On the final recording, the song features Big Star's Alex Chilton on guitar; the band were longtime fans of Chilton and paid tribute to him on the album with the song "Alex Chilton." This recording also featured horns from members of the Memphis Horns as well as strings from Memphis State University's Max Huls. Though he reluctantly consented to the horns, Westerberg objected to the strings, commenting, "It's like the Replacements trying to sound like 1968, in [our] own feeble way."

==Release==
"Can't Hardly Wait" was released as the third single from the band's 1987 Pleased to Meet Me. The B-side, a version of Sons of the Pioneers' "Cool Water," features vocals by drummer Chris Mars.

In 2020, a music video for "Can't Hardly Wait" was released to promote the upcoming deluxe edition of Pleased to Meet Me. The video was created using extra 1987 footage from the music video for the band's song "The Ledge," also from Pleased to Meet Me.
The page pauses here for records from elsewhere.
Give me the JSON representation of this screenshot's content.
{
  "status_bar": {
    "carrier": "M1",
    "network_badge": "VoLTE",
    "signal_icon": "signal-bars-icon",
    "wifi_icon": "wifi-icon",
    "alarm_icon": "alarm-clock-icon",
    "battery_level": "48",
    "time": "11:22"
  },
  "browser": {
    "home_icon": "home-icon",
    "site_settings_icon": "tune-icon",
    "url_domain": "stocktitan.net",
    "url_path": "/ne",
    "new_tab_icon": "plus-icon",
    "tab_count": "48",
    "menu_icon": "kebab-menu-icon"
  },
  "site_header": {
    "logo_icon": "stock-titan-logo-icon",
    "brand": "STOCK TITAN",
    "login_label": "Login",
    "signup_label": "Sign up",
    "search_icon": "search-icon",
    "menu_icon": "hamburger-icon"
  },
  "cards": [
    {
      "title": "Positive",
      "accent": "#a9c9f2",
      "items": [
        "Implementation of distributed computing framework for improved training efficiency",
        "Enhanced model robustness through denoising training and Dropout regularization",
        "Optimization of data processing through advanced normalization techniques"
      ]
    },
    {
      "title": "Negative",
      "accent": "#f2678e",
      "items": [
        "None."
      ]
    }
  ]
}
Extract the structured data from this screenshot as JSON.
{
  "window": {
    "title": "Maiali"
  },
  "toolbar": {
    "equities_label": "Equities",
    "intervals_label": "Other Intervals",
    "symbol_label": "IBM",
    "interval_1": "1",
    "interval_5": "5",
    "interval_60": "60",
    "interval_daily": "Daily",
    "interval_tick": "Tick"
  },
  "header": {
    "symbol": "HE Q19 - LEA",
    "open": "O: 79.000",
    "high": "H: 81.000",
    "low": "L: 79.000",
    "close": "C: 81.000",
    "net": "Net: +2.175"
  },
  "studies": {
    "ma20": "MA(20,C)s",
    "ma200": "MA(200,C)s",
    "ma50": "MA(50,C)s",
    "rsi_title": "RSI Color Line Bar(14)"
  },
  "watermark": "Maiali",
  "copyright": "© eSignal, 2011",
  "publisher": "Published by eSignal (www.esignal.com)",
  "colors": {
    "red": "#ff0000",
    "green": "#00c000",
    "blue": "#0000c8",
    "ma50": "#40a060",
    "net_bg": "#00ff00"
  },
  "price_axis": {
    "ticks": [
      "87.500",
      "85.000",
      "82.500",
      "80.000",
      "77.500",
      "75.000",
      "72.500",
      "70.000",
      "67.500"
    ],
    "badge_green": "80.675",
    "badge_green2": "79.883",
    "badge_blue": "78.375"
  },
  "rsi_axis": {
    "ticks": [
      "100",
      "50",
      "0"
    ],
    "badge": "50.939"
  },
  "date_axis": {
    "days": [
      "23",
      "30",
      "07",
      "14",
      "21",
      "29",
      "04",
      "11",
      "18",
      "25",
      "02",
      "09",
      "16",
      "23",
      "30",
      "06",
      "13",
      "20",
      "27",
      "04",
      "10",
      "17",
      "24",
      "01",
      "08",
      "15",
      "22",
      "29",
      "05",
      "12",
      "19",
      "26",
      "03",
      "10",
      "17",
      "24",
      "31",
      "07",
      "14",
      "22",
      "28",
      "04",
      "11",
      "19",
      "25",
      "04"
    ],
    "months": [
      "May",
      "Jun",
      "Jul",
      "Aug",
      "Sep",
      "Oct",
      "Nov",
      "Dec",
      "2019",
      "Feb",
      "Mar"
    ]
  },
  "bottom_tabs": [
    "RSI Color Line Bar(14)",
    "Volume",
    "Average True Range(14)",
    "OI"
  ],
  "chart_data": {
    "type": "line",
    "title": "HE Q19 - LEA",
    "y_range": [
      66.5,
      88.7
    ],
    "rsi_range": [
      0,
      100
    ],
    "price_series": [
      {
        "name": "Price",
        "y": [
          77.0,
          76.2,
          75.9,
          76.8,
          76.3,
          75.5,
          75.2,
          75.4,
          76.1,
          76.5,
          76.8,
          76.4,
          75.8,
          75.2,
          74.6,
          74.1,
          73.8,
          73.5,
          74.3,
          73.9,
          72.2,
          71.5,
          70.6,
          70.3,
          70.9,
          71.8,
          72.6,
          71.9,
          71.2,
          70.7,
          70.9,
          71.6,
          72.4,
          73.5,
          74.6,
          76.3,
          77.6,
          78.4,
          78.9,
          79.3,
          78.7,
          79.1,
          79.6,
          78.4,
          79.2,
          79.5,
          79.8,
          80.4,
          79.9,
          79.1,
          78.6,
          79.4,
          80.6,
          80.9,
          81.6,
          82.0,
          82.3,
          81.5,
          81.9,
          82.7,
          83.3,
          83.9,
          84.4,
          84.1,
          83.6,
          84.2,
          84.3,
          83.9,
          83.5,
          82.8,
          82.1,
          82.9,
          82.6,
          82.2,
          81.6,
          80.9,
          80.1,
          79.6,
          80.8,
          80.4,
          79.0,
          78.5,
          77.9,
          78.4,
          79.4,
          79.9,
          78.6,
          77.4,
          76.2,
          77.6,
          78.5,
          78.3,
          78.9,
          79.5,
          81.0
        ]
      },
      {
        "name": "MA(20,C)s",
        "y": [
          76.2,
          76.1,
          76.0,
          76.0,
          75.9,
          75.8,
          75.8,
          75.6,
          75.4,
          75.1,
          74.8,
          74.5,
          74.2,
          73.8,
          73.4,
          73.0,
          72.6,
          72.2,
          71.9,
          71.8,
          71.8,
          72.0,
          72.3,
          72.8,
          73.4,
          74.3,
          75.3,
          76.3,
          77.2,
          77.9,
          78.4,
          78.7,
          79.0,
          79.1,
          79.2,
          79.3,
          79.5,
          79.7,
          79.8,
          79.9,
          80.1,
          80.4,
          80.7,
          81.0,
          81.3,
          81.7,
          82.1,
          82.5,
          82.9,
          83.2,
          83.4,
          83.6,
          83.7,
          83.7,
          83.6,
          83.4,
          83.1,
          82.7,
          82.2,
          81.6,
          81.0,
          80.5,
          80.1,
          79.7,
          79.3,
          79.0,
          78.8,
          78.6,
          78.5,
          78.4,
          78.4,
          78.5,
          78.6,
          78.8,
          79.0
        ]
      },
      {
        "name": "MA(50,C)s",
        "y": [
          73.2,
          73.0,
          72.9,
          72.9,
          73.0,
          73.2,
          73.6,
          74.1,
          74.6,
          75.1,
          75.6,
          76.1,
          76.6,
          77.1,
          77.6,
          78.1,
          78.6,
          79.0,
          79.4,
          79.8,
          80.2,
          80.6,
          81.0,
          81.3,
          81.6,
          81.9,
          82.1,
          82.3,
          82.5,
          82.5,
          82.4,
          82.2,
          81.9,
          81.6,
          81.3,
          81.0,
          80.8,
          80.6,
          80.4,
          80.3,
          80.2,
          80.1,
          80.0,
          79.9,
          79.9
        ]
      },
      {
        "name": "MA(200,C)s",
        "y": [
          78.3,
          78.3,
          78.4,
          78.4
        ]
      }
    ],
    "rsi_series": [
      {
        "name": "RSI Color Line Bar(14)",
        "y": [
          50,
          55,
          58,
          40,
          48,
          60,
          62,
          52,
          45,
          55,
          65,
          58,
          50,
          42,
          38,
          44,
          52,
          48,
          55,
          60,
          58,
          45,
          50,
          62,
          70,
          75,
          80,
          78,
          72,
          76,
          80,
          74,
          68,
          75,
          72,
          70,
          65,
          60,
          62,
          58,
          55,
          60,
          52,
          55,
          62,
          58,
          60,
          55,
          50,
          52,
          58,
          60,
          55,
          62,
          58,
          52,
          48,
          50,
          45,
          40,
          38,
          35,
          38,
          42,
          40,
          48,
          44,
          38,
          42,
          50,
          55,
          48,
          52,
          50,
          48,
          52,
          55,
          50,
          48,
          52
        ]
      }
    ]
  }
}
The video for "The Ledge," a song written about suicide, was rejected by MTV for "objectionable song content," so the footage was reused in 1987 for another track from the album, "Alex Chilton."

Two alternate versions of the song appeared on the deluxe edition of Pleased to Meet Me: a rough mix of the song and a remix of the song produced by Jimmy Iovine.

==Critical reception==
Kory Grow of Rolling Stone called the song one of the two "all-time classics" from Pleased to Meet Me, the other being "Alex Chilton." He described the track as a "mellow love letter." Kristine McKenna of The LA Times was similarly glowing in her praise of the song, writing, Can't Hardly Wait' is the most dizzyingly romantic tune Westerberg has written yet."

The song has been ranked by many music writers as one of the best Replacements songs. Ultimate Classic Rock and PopMatters both ranked it as their second best song, with the latter calling it "one of the best pop songs ever written, a brilliant, inspired masterpiece." Louder ranked it as their third best, while Diffuser.fm ranked it sixth and The Guardian ranked the Tim demo version of the song seventh.

==In popular culture==
The 1998 film Can't Hardly Wait was named after the song, and the song features over the end credits.